Jannes de Vries
Gezicht op Huizinge (in 1972)




Over het schilderij
In 1972 legde Jannes de Vries met expressieve penseelstreken het dorp Huizinge vast in een krachtig olieverfschilderij. Dit werk ademt de ziel van het Groninger Hogeland, waar het licht en de ruimte een bijna magische uitstraling hebben. De compositie leidt de blik via een landweggetje, dat zich door het landschap slingert. Links in de verte rijst de kerktoren van Huizinge op, een vertrouwd baken in het weidse Groninger land. Aan de rechterzijde staat een struik, stevig geworteld in de kleigrond, wellicht meebuigend met de noordelijke wind. De overheersende kleuren – blauw, geel en wit – geven het schilderij een dynamisch en bijna dromerig karakter.
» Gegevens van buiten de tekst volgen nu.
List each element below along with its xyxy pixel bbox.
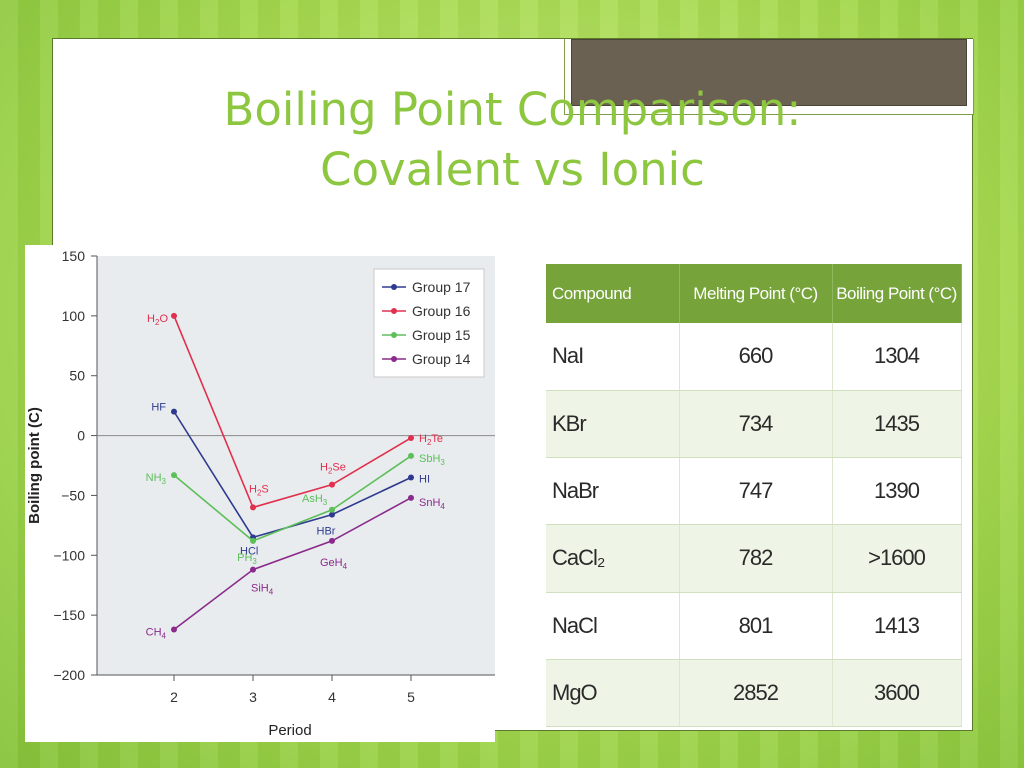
y-tick-label: −50 (61, 487, 85, 503)
table-row: KBr 734 1435 (546, 390, 962, 459)
data-point (408, 452, 414, 459)
y-tick-label: 150 (62, 248, 86, 264)
y-tick-label: −200 (53, 667, 85, 683)
legend-entry: Group 16 (412, 303, 471, 319)
data-point (171, 472, 177, 479)
x-tick-label: 3 (249, 689, 257, 705)
data-label: AsH3 (302, 493, 328, 507)
x-tick-label: 5 (407, 689, 415, 705)
data-point (329, 481, 335, 488)
y-axis-label: Boiling point (C) (26, 407, 43, 524)
data-point (329, 506, 335, 513)
data-label: SiH4 (251, 583, 274, 597)
data-label: HF (151, 402, 166, 414)
legend-swatch-point (391, 332, 397, 338)
y-tick-label: −150 (53, 607, 85, 623)
cell-boiling-point: 1390 (832, 457, 962, 526)
header-tab (571, 39, 967, 106)
data-point (250, 504, 256, 511)
data-point (171, 312, 177, 319)
data-point (250, 537, 256, 544)
legend-swatch-point (391, 284, 397, 290)
legend-swatch-point (391, 308, 397, 314)
y-tick-label: 100 (62, 308, 86, 324)
header-boiling-point: Boiling Point (°C) (832, 264, 962, 323)
legend-entry: Group 17 (412, 279, 471, 295)
header-compound: Compound (546, 264, 680, 323)
cell-melting-point: 660 (679, 323, 833, 391)
data-point (408, 434, 414, 441)
data-table: Compound Melting Point (°C) Boiling Poin… (546, 264, 962, 728)
data-label: HI (419, 473, 430, 485)
header-melting-point: Melting Point (°C) (679, 264, 833, 323)
data-point (250, 566, 256, 573)
table-row: NaBr 747 1390 (546, 457, 962, 526)
header-tab-frame (564, 39, 974, 115)
y-tick-label: −100 (53, 547, 85, 563)
cell-melting-point: 801 (679, 592, 833, 660)
data-point (171, 626, 177, 633)
cell-compound: NaBr (546, 457, 680, 526)
cell-compound: MgO (546, 659, 680, 728)
cell-boiling-point: 1304 (832, 323, 962, 391)
data-point (408, 474, 414, 481)
cell-melting-point: 782 (679, 524, 833, 593)
series-line-group-16 (173, 315, 412, 509)
data-label: NH3 (146, 472, 167, 486)
cell-boiling-point: 3600 (832, 659, 962, 728)
data-label: PH3 (237, 552, 257, 566)
cell-boiling-point: 1435 (832, 390, 962, 459)
cell-compound: KBr (546, 390, 680, 459)
y-tick-label: 50 (69, 368, 85, 384)
cell-boiling-point: >1600 (832, 524, 962, 593)
x-tick-label: 2 (170, 689, 178, 705)
cell-melting-point: 2852 (679, 659, 833, 728)
cell-boiling-point: 1413 (832, 592, 962, 660)
table-row: NaI 660 1304 (546, 323, 962, 391)
ionic-compounds-table: Compound Melting Point (°C) Boiling Poin… (546, 264, 962, 728)
data-label: GeH4 (320, 557, 348, 571)
data-point (171, 408, 177, 415)
data-point (329, 511, 335, 518)
legend-swatch-point (391, 356, 397, 362)
data-point (329, 537, 335, 544)
boiling-point-chart: 150 100 50 0 −50 −100 −150 −200 2 3 4 5 Period Boilin… (25, 245, 495, 742)
y-tick-label: 0 (77, 428, 85, 444)
data-label: SnH4 (419, 497, 445, 511)
table-row: CaCl₂ 782 >1600 (546, 524, 962, 593)
legend-entry: Group 14 (412, 351, 471, 367)
cell-melting-point: 747 (679, 457, 833, 526)
data-label: CH4 (146, 627, 167, 641)
cell-compound: CaCl₂ (546, 524, 680, 593)
series-line-group-15 (173, 455, 412, 542)
legend-entry: Group 15 (412, 327, 471, 343)
chart-svg: 150 100 50 0 −50 −100 −150 −200 2 3 4 5 Period Boilin… (26, 248, 495, 739)
data-label: H2O (147, 313, 168, 327)
table-header-row: Compound Melting Point (°C) Boiling Poin… (546, 264, 962, 323)
series-line-group-14 (173, 497, 412, 631)
table-row: NaCl 801 1413 (546, 592, 962, 660)
slide-title-line-2: Covalent vs Ionic (320, 143, 705, 196)
data-label: HBr (317, 526, 336, 538)
data-label: H2Te (419, 433, 443, 447)
x-tick-label: 4 (328, 689, 336, 705)
cell-compound: NaI (546, 323, 680, 391)
table-row: MgO 2852 3600 (546, 659, 962, 728)
data-label: H2Se (320, 462, 346, 476)
cell-compound: NaCl (546, 592, 680, 660)
slide-title-line-1: Boiling Point Comparison: (223, 83, 802, 136)
data-point (408, 494, 414, 501)
data-label: HCl (240, 545, 258, 557)
x-axis-label: Period (268, 722, 311, 739)
data-label: H2S (249, 483, 269, 497)
cell-melting-point: 734 (679, 390, 833, 459)
data-label: SbH3 (419, 453, 445, 467)
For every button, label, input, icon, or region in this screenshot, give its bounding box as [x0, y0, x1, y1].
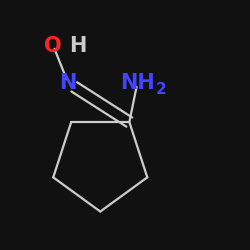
Text: NH: NH: [120, 73, 155, 93]
Text: N: N: [60, 73, 77, 93]
Text: H: H: [69, 36, 87, 56]
Text: 2: 2: [156, 82, 166, 97]
Text: O: O: [44, 36, 62, 56]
Het diepe blauw suggereert een weidse lucht of schaduwen in het landschap, terwijl het geel warmte en levendigheid toevoegt. Het wit brengt licht en contrast, alsof het schilderij de wisseling van de seizoenen of een helder moment op de dag vangt. Dit schilderij is niet zomaar een weergave van Huizinge, maar een gevoel, een moment gevangen door een kunstenaar die het Groninger land door en door kende. Dat Jannes de Vries dit werk ter plekke schilderde, maakt het des te levendiger – je kunt je voorstellen hoe hij daar stond, de wind door zijn haren, zijn penseel vliegensvlug over het doek, vastberaden om het landschap in al zijn kracht en eenvoud vast te leggen. Bruning Heintz is zeer trots dit museale schilderij te hebben mogen verwerven van een familie die het werk destijds direct van Jannes de Vries heeft gekocht. Sterker nog, Jannes de Vries kwam vaak in Huizinge waar hij in een zomerhuisje verbleef ("het kleine huisje"). De familie die het huisje bezat, heeft Jannes gevraagd of hij een schilderij van de omgeving kon maken. Zodoende.
Over de kunstenaar
In 1920 schreef Jannes de Vries zich in voor de Normaalschool voor Tekenleraren in Amsterdam. Hij slaagde voor het diploma hand- en lijntekenen en vertrok naar Parijs, het ‘mekka van de kunst’. Daarna reisde Jannes door naar Rome, Florence en Noord-Afrika. In 1924 vestigde Jannes de Vries zich in Groningen en werd lid van Groninger kunstkring De Ploeg. Hij exposeerde met collega schilders en was enige tijd voorzitter van het kunstgenootschap. Regelmatig ontmoetten ze elkaar bij Blauwborgje, een boerderij gelegen bij het Reitdiep, om er te schilderen. Om inkomsten te generen werd Jannes de Vries parttime tekenleraar op het Stedelijk gymnasium en was daarnaast ook werkzaam als illustrator en reclametekenaar. Mogelijk waren deze drukke werkzaamheden reden om zijn lidmaatschap van De Ploeg in 1927 op te zeggen. Vanwege overspannenheid was Jannes de Vries jaren later genoodzaakt enige tijd te stoppen met schilderen. Tijdens de verplichte rustperiode maakte hij reizen naar Zwitserland, Frankrijk en andere landen. Pas na de Tweede Wereldoorlog sloot hij zich weer bij De Ploeg aan. Jannes werkte aanvankelijk in een aan Cezanne ontleende vormentaal, die enigszins kubistisch aandoet. Omstreeks 1930 kwam zijn realistische schilderstijl wat dichter bij zijn collega’s van de Groninger Ploeg te liggen, die inmiddels schilderden met een gematigder palet, die het beste kan worden omschreven als ‘verhevigd impressionisme’. Vanaf 1939 hanteerde Jannes Vries een expressievere penseeltoets en koos hij voor een feller kleurgebruik, al maakte hij er ook impressionistisch werk tussendoor. Een opmerkelijk contrast met de andere Ploegleden, die juist behoudender gingen schilderen. In 1966 stopte Jannes de Vries als leraar en had meer tijd om te reizen en te schilderen. Vanaf die tijd koos De Vries zijn kleuren bijna alleen om hun emotionele lading. Hij zette zijn lijnen sterker aan en schilderde met hardere, bijna fluorescerende kleuren. Daarbij gebruikte hij vaak het paletmes. Zijn onderwerpskeuzes sluiten aan bij schilders als Johan Dijkstra en Jan Altink: een kronkelende weg met felrode boerderijen, een opdoemende kerk geschilderd vanaf een lager standpunt of een vergezicht bij het Reitdiep. Zijn werken bevinden zich in diverse particuliere collecties en zijn te zien in het Groninger museum.